La raccolta poetica è stata presentata martedi sera al Collegio Santa Caterina, da Edoardo Zuccato, Gianfranca Lavezzi e Pierluigi Cuzzolin, che insieme all'autore hanno preso in esame gli aspetti di novità e soprattutto il sentire della poesia di Bocchiola. Ad ascoltarli, gli amici e i famigliari dell'autore, un po' di borromaici (compreso l'ex rettore Monsignor Comini), oltre al pubblico di chi ama la poesia (perché la legge o perché la scrive). Il poeta Edoardo Zuccato ha sottolineato la narratività di questa poesia, che ama condensare «una storia, un'esistenza in brevi componimenti», che risente dell'esperienza della prosa (Bocchiola è infatti traduttore dall'inglese), ma che soprattutto «ha la capacità di comunicare contenuti importanti». L'amico borromaico Pierluigi Cuzzolin («secondo lettore dei miei primi versi») ha ricordato la capacità di Bocchiola di «mescolare tratti discordanti e di amalgamarli in poesia», ha analizzato la presenza del paesaggio, «sempre più intriso di memoria e ricordi» e l'uso parsimonioso del dialetto (usato per dar nome alle cose col linguaggio con cui vivono nella memoria), invitando Bocchiola a leggere alcune poesie. L'evoluzione che secondo Cuzzolin ha avuto la poesia di Bocchiola riguarda la presa di coscienza della storia e del tempo: «La capacità di cogliere il senso della storia è uno degli aspetti più belli di questa bella raccolta».

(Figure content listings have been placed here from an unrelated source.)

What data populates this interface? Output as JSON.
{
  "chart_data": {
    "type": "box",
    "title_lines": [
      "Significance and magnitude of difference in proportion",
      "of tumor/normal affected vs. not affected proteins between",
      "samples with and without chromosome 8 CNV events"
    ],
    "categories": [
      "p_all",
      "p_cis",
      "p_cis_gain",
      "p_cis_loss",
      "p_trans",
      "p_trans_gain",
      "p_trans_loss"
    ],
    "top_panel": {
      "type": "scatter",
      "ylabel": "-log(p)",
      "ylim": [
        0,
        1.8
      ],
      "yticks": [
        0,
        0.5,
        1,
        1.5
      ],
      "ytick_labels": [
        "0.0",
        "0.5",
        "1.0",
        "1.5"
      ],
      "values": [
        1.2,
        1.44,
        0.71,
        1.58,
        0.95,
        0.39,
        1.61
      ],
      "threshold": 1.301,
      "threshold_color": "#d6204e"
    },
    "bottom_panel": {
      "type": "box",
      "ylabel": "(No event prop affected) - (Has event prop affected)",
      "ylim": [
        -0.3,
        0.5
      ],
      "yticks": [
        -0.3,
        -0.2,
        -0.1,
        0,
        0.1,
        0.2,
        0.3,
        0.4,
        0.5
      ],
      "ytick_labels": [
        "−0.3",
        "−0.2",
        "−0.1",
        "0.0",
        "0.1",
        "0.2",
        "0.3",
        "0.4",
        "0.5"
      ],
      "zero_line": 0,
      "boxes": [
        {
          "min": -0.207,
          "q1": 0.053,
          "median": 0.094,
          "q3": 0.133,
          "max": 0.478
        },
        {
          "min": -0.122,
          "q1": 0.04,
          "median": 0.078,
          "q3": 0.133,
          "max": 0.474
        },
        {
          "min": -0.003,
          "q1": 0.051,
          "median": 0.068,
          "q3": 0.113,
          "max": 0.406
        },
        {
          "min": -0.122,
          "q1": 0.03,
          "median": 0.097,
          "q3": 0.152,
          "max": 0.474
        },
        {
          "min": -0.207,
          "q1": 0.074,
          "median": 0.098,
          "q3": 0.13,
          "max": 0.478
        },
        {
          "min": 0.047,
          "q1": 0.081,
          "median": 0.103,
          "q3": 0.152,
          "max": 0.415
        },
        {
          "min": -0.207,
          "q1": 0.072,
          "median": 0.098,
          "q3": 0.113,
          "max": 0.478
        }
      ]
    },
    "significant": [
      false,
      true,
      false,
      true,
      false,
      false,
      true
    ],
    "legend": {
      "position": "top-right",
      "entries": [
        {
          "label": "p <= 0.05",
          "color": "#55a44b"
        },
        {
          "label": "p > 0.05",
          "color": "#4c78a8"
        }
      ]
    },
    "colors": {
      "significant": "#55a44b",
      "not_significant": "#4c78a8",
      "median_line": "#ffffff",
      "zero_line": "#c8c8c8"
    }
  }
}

Tra le riflessioni e i temi ricorrenti, un'attenzione speciale meritano non solo il piccolo mondo di Villanterio coi suoi personaggi e gli affetti familiari, ma anche alcuni eventi storici, che animano la sezione Battaglie. Gianfranca Lavezzi di è invece soffermata sul titolo della raccolta sul linguaggio poetico di Bocchiola, sull'uso di quel che Manacorda ha definito un «endecasillabo non ostentato», sulla scelta del sonetto e della forma chiusa. «Per un poeta è un dovere disciplinarsi - ha detto Massimo Bocchiola -. Io desidero una lingua che aderisca alle cose, una lingua di programmatica comunicazione». Tra i poeti che sente più vicini ci sono Auden e Celan, «perché in modi diversi aprono un sipario verso qualcosa che è dietro la realtà»; tra gli italiani ci sono invece «Baldini, Loy e Guerra, per l'uso del dialetto, l'aderenza alla realtà e la narratività».